3:1,2 Başlangıçta Davut düşmanlarından korkar. Yüreğine dehşet salan, düşmanlarının sayıca üstünlüğüdür. Tek başına onlara karşı ne yapabilirdi? Ayrıca düşmanları ona sataşarak da acı veriyorlar, Davut’un günahının, Tanrı’nın ona yardım edeceği umudunu yok ettiğini ima ediyorlardı.
İkinci ayet, anlaşılması zor bir sözcük olan sela sözcüğü ile kapanır. Mez-murlar’da yetmiş bir kez karşımıza çıkan sözcüğe ilk kez burada rastladığımız için, üzerinde yorum yapmak amacıyla kısa bir ara vereceğiz. Ne yazık ki, gö-rüşlerimiz bilgisizliğimizi yansıtmaktadır. Gerçek şudur ki, sözcüğün anlamını bilmiyoruz. Yapabileceğimiz tek şey, önerilen bazı anlamları sıralamak ve oku-yucunun hangisinin en iyisi olduğuna karar vermesine izin vermektir.
Sela, seslerin ya da eşlik eden müzik aletlerinin gücünün artması anlamına gelebilir; daha yüksek sesle ezgi söylemek ya da çalmak gibi...
Bir duraklama ya da dinlenme zamanını belirtebilir. “Dur ve bu konuda düşün” dercesine...
“Septuaginta’da, ya daha yüksek sesle çalmak (Forte), ya da büyük olasılıkla müzik aletlerinin ara faslı anlamına gelen diapsalmos sözcüğüyle çevrilir.”8
Bazıları selanın bir tekrar, da capo anlamına geldiğini düşünürler.
Bir şiir kıtasının sonu anlamına gelebilir (müzikal bir bölünme).
Bir saygı eylemi olarak bedenin hafifçe eğilmesi anlamına gelmesi de olasıdır.
3:3 Mezmurun ruh hali üçüncü ayette değişir. Davut düşmanlarına bakmayı bırakıp gözlerini Rab’be çevirir ve bu tutumu onun bütün görüşünü değiştirir. Yahve’nin, kendisine bir kalkan, bir görkem kaynağı ve başını yukarı kaldıran olduğunun hemen farkına varır. Kalkanı olan Rab onu düşmanın saldırılarından bütünüyle korur. Görkemli Rab ona, utanç, kınama ve iftira yerine onur, saygınlık ve haklı çıkarılma sağlar. Onu teşvik eder.

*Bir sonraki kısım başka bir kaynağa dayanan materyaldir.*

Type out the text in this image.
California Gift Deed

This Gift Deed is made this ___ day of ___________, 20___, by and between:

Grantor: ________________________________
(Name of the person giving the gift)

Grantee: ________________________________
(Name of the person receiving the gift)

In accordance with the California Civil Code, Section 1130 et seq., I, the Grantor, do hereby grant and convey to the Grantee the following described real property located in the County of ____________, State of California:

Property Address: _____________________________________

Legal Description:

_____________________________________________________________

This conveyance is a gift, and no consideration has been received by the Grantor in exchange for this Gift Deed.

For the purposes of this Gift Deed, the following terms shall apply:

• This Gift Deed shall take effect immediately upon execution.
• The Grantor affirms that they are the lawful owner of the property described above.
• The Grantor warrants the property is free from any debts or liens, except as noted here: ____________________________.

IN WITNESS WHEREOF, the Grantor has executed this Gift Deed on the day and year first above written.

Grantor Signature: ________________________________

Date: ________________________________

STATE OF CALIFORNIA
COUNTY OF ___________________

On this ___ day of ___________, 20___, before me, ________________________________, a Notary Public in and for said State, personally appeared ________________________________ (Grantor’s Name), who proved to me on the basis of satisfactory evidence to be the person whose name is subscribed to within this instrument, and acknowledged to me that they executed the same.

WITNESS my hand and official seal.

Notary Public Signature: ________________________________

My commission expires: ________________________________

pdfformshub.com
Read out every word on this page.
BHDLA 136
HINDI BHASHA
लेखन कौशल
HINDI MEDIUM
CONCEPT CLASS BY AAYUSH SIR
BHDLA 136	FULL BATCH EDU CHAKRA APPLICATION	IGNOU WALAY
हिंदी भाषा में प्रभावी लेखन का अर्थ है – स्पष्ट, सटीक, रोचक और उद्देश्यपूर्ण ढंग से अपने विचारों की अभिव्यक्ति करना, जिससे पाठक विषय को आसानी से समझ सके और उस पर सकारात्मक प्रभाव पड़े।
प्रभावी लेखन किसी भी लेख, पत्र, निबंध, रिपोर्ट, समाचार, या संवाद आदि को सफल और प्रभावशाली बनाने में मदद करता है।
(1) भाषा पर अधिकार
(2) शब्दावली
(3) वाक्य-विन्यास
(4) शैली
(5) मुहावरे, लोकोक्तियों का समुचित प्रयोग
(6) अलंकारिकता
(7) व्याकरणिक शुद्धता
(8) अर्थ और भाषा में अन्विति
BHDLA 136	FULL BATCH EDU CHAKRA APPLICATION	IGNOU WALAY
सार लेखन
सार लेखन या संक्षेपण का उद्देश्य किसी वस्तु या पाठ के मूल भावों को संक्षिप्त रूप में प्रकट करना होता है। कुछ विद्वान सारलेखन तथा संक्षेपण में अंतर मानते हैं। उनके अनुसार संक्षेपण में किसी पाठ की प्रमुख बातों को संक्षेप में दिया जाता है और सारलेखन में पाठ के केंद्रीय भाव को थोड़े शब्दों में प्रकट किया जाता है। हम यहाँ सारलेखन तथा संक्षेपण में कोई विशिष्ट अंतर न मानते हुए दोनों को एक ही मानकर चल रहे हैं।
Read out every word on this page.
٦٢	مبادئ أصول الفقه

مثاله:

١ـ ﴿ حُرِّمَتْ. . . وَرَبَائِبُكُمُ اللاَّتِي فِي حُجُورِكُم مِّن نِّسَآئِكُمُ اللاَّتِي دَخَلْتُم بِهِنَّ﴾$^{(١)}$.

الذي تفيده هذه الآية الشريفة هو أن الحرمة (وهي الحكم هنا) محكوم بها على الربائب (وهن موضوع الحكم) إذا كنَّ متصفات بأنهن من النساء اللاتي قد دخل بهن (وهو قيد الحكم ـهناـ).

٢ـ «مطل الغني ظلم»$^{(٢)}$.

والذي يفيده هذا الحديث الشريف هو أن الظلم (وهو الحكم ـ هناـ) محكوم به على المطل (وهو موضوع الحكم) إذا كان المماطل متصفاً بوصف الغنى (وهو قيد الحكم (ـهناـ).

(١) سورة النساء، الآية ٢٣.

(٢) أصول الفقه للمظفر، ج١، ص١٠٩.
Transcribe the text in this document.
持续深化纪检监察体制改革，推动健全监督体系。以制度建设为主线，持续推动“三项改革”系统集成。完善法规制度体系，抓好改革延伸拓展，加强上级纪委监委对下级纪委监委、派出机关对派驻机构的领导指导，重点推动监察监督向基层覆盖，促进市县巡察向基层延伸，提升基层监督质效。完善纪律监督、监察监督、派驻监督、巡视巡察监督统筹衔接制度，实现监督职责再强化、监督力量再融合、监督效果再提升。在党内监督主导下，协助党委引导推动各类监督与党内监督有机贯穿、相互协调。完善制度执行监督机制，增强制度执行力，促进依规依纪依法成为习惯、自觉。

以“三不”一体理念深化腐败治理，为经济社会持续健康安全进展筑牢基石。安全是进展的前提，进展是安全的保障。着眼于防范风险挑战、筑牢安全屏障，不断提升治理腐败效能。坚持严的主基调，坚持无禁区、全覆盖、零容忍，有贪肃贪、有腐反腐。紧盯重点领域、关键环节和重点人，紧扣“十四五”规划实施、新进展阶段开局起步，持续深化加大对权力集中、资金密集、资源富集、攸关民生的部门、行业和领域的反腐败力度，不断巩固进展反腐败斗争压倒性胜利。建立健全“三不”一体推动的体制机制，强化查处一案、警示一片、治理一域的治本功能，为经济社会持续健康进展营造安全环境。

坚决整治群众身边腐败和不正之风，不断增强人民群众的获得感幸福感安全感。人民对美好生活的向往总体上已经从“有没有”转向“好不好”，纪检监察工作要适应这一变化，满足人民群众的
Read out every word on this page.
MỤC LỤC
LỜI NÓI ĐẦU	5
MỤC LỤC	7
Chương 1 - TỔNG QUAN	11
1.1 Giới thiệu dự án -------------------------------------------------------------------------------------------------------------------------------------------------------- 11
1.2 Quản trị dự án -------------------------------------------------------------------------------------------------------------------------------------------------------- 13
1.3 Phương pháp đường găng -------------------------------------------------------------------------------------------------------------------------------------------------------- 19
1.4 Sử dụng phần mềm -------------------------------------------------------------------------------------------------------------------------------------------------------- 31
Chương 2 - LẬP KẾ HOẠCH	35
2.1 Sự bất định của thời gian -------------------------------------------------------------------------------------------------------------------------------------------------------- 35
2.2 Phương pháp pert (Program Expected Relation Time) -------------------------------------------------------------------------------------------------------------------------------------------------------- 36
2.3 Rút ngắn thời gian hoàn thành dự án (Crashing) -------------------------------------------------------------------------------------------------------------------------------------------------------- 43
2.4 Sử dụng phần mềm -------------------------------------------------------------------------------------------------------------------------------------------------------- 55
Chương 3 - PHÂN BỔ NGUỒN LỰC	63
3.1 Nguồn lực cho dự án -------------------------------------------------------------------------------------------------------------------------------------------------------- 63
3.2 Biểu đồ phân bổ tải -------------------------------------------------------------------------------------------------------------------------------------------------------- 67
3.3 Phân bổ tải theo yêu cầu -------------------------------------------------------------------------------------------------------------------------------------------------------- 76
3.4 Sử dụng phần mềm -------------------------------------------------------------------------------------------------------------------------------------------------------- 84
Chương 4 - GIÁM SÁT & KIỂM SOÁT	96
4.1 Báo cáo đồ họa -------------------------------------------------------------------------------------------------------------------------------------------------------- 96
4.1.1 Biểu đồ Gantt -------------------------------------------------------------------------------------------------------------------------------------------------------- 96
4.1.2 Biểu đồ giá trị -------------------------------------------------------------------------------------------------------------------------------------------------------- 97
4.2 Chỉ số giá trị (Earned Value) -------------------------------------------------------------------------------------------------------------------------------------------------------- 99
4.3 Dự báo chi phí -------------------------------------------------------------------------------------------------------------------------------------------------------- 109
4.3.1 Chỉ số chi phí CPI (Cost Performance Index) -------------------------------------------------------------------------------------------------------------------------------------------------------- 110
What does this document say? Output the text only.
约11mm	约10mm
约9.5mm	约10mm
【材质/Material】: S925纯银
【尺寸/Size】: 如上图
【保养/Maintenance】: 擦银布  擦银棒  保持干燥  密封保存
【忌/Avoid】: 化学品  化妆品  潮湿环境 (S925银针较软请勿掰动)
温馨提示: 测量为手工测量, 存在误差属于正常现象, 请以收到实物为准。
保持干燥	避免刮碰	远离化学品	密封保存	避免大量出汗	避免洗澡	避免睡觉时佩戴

3:4 Tanrı’nın bu büyük ve gerçek düşüncelerinden esinlenen Davut, duayla Rab’bin önüne gider ve o anda ricasının işitilip yanıtlandığına ilişkin güvence hisseder. Tanrı, onu halkının arasında konut kurduğu yer olan, Yeruşalim’deki tapınağından, kutsal dağından yanıtlar.
3:5,6 Yahve’nin korumasından emin olan mezmur yazarı, yatar ve uyur. Bu uyku, en sıkıntılı koşullar altında bile Tanrı’ya güvenenlere, Tanrı’nın armağanı olan bir uykudur.
Gece dinlenen Davut, sabah, korku ve kötülüğün önceden sezilmesiyle gerilen sinirlerini yatıştıranın Rab olduğunun bilinciyle uyanır. Artık, binlercesi tarafından bile kuşatılmış da olsa, düşmanlarıyla korkmadan karşılaşacak cesarete sahiptir!
3:7 Ancak bu artık dua etmesi gerekmediği anlamına gelmez. Bize dün gece bağışlanan lütuf, bugün için de geçerli değildir. Tanrı lütfunun her gün tazelenmesine gereksinim duyarız. Bu nedenle Davut, Tanrı’nın düşmanlarının çenesine vurup dişlerini kıracağına inanarak kurtuluş istemeyi sürdürür.